A different approach which can be effective if you can use any collection instead of contigous array of bytes (this is not the case if the buffers are used in IO): implement a custom collection which internally will be composed of many smaller-sized arrays. This is something similar to std::deque from C++ STL library. Since each individual array will be smaller than 85K, the whole collection won't get in LOH. The advantage you can get with this approach is the following: LOH is only collected when a full GC happens. If the byte[] in your application are not long-lived, and (if they were smaller in size) would get in Gen0 or Gen1 before being collected, this would make memory management for GC much easier, since Gen2 collection is much more heavyweight.
An advice on the testing & monitoring approach: in my experience, the GC behavior, memory footprint and other memory-related stuff need to be monitored for quite a long time to get some valid and stable data. So each time you change something in the code, have a long enough test with monitoring the memory performance counters to see the impact of the change.
I would also recommend to take a look at % Time in GC counter, as it can be a good indicator of the effectiveness of memory management. The larger this value is, the more time your application spends on GC routines instead of processing the requests from users or doing other 'useful' operations.
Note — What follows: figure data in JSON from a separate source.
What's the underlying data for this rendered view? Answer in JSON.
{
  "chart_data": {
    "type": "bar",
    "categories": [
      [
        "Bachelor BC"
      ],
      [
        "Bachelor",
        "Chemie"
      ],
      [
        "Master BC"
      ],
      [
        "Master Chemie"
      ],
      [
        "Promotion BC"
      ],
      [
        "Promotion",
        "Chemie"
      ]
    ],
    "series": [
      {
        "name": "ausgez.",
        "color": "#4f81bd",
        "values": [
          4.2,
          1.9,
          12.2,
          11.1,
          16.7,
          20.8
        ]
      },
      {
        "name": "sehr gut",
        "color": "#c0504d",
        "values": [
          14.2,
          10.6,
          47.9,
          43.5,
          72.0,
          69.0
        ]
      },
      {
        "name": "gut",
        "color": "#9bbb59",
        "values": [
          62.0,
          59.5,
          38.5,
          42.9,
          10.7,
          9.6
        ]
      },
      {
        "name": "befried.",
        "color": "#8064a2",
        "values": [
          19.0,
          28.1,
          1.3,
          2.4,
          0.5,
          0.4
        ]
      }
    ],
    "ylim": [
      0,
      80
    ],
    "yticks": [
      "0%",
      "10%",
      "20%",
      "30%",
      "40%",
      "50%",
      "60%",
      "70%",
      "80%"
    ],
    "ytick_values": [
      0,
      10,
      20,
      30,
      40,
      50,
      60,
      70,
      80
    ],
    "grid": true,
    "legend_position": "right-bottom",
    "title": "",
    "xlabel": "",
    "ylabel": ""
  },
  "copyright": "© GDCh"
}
I cannot give advices for what absolute values of this counter indicate an issue, but I can share my experience for your reference: for the application I am working on, we usually treat % Time in GC higher than 20% as an issue.
Also, it would be useful if you shared some values of memory-related perf counters of your application: Private bytes and Working set of the process, BIAH, Total committed bytes, LOH size, Gen0, Gen1, Gen2 size, # of Gen0, Gen1, Gen2 collections, % Time in GC. This would help better understand your issue.